A poll released last month by TESEV, a Turkish research center, found that 66 percent of respondents in half a dozen Mideast nations thought Turkey can be a regional model, based on its Muslim identity, economy and democratic system. The survey of about 2,000 people had a margin of error of 2 percent and was conducted in August and September.
Yet Turkey, which spans the European and Asian continents, recognizes that its Western links elevate its international clout, just as the West recognizes Turkey’s potential as a bridge to a region that was turbulent well before the revolts.
Mr. Erdogan’s initial, contradictory response to the fighting in Libya fit a cycle of resistance and cooperation with France and other key NATO nations by Turkey, whose foreign agenda was overshadowed by its Western allies during the Cold War.
Turkey also objected to the 2009 candidacy for NATO’s top job of Denmark’s Anders Fogh Rasmussen, and rejected the idea of naming Iran as a threat in discussions on missile defense at a NATO summit last year.
“I think these contradictions and bumps are going to increase over time as regional considerations and maybe trans-Atlantic considerations clash,” said Gulnur Aybet, a NATO and Turkey analyst at the University of Kent at Canterbury in Britain.
Mr. Aybet said Turkey wants to preserve traditional security ties, enhance its appeal to Muslims beyond its borders and have an independent hand in regional relations, free of ethnic or religious ties.
From next month, for example, Turkish and Russian citizens will be able to travel to each other’s countries without a visa, and trade between the two countries exceeded $25 billion last year.

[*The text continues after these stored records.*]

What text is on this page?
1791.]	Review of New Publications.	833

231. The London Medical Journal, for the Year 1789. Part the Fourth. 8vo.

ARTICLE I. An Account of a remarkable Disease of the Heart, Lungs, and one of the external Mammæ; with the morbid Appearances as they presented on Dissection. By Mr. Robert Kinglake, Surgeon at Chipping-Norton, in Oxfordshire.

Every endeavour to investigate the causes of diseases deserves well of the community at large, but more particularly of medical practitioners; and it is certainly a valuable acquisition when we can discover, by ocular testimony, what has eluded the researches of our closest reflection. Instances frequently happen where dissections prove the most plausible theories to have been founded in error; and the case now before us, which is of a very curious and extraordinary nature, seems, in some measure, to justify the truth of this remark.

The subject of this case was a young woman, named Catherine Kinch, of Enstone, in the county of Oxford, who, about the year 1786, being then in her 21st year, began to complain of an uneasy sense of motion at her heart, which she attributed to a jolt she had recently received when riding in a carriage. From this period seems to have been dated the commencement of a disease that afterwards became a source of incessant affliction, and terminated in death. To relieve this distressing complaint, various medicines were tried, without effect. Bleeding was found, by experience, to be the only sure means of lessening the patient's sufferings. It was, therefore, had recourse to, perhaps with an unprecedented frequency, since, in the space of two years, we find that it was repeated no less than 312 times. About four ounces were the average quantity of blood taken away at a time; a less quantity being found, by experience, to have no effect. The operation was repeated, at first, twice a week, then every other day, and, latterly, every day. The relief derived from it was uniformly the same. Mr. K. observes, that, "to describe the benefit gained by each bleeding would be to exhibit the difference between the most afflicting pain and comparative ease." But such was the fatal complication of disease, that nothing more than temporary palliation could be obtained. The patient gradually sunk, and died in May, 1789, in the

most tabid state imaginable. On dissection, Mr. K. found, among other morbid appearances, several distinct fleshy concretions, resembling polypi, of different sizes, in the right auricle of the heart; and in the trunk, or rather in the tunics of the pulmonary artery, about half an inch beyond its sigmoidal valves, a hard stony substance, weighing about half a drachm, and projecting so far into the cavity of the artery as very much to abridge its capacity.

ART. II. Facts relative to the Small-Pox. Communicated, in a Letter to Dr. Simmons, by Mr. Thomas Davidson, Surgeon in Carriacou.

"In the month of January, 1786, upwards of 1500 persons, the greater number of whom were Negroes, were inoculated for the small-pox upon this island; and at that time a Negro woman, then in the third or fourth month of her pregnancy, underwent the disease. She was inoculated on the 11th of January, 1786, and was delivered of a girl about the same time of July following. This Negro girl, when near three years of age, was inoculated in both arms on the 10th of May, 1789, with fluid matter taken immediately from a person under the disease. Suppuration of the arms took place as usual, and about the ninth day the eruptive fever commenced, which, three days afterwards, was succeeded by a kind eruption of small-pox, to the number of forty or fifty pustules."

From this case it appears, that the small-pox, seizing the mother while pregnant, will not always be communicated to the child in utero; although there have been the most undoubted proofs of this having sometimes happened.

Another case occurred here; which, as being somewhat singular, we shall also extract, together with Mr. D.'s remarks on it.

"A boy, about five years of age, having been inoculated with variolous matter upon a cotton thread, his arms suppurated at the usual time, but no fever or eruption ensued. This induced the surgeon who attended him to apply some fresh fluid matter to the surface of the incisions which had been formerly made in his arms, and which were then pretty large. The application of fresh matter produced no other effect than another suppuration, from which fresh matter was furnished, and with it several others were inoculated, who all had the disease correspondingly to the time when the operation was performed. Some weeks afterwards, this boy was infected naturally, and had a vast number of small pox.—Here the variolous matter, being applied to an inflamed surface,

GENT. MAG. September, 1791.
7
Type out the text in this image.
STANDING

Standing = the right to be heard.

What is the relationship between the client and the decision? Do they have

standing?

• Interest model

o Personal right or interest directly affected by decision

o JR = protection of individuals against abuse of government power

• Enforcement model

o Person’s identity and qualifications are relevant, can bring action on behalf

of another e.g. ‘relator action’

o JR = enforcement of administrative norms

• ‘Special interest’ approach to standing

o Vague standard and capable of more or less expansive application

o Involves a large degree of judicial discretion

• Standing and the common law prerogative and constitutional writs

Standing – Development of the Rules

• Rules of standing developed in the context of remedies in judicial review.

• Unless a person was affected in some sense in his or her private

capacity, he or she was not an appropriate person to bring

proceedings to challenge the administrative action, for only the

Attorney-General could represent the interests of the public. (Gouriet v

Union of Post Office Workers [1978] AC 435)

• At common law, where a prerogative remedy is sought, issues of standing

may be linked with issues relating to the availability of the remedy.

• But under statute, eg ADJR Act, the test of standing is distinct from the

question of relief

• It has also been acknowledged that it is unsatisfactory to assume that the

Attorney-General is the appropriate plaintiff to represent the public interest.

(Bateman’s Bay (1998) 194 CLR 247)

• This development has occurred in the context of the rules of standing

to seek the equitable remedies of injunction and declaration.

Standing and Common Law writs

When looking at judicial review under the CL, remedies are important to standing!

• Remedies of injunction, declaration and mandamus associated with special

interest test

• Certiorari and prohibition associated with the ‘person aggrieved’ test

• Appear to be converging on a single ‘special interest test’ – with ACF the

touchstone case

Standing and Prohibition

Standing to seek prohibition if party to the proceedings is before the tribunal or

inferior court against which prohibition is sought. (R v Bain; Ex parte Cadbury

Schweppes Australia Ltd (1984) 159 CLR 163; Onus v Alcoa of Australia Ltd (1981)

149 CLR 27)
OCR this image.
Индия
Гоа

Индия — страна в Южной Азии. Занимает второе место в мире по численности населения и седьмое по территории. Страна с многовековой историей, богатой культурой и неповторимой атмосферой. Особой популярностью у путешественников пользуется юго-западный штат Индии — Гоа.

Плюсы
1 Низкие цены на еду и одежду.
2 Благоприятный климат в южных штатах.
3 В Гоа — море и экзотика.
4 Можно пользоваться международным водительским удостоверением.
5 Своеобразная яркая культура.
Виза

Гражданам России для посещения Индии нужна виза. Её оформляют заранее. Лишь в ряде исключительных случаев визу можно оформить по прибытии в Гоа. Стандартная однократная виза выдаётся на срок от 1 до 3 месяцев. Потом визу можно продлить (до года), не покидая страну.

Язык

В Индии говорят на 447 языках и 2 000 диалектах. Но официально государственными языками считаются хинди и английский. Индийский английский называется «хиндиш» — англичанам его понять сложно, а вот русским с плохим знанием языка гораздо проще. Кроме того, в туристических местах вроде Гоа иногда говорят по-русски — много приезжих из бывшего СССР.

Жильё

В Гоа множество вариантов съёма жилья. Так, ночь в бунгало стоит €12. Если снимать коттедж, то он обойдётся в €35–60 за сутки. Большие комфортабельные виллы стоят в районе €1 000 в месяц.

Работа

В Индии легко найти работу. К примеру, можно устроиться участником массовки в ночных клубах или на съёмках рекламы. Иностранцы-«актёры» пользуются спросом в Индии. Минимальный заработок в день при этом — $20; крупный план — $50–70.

Critics compare Turkey’s ambivalence over military action in Libya to its case for intervention to protect Bosnia’s Muslims from Serb forces in the 1990s. Raw emotion also shapes the views of Turks, who dominated the Middle East during the Ottoman Empire.
The prospect of military strikes in Libya initially reminded many of U.S.-led wars in Iraq and Afghanistan, and early British and French action recalled the ill-fated military campaign in the Suez crisis of the 1950s.
“Turkey is progressively perceived as a ’Western country of the Middle East,’” commentator Mehmet Ali Birand wrote in Turkey’s Hurriyet Daily News.
That puts Turkey in the unique position of talking to all parties. The Turkish Embassy in Tripoli is open, and so is the Turkish consulate in Benghazi, the opposition stronghold.
In addition to urging Col. Gadhafi to step down, Mr. Erdogan has urged reform in telephone calls with Syrian President Bashar Assad, whose government promised change even as security forces cracked down on protesters, killing dozens.
Turkey also has sought to mediate in the Persian Gulf, where protests in Bahrain form a backdrop to tension between Iran and Saudi Arabia.
The Stratfor analysis group in Austin, Texas, suggested Turkey, which has warm ties with Tehran, could check Iranian influence in line with U.S. interests, though it warned the extent of Turkish clout is unclear.
“There are so many unknowns,” a Turkish government official said on the condition of anonymity because of the sensitivity of the issues. “It is very difficult to make an assessment, and even a policy.”